Byron Ritchie, who set up a shorthanded marker by Rhett Warrener in the second period to start the Flames' rally, scored the only shootout goal for the visitors.

Rolston used his patented slapshot to beat Miikka Kiprusoff in the showdown, while Koivu roofed a nifty backhand deke to clinch it.

Kiprusoff wasn't surprised when Rolston teed off -- he's done it twice successfully in a shootout and penalty shot this season -- but it didn't make it any easier to stop.

"I know he's done it before but it's a tough shot. He had a pretty hard slapshot," said Kiprusoff, who watched the puck slip between his right pad and glove.

"We did get one point, though, so it's better than nothing."

Iginla brushed aside Martin Skoula and one-handed the puck through Manny Fernandez with the defenceman draped all over the Flames captain for his historic marker in the second period.

While Iginla would have loved to complete the comeback -- and his team had a few golden opportunities in the third and OT periods -- he knew the shootout would be akin to flipping a coin.

"You get to a shootout and it could go either way. That's part of it," he said. "Unfortunately we didn't get that extra point."

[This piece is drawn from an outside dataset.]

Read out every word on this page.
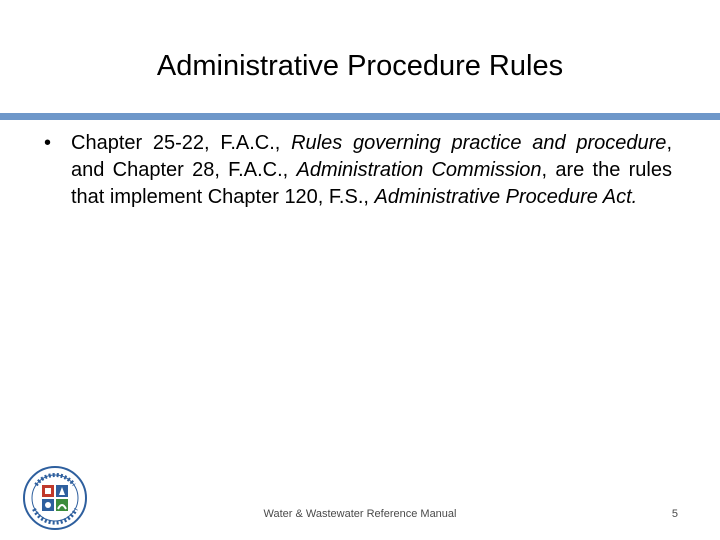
Administrative Procedure Rules
• Chapter 25-22, F.A.C., Rules governing practice and procedure, and Chapter 28, F.A.C., Administration Commission, are the rules that implement Chapter 120, F.S., Administrative Procedure Act.
Water & Wastewater Reference Manual	5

True, the Flames came away with just a single point but it came against a Northwest Division rival but that was impressive, considering the way the game started.

The rotten omens began a day earlier when the Flames lost Marcus Nilson -- who will be evaluated in Calgary today -- to a knee injury on a fluky fall during a drill at Xcel after breaking habit and flying out of Calgary before practising.

Six penalties in the first period seemed like another sign of bad things to come and the Flames found themselves down by two at the first intermission. That made it tough to come back.

"When you start the game killing penalties as much as we did, too many people sit on the bench and too many players get taxed too much on the kill and we put ourselves behind early," said Flames head coach Jim Playfair. "That was the difference in the game."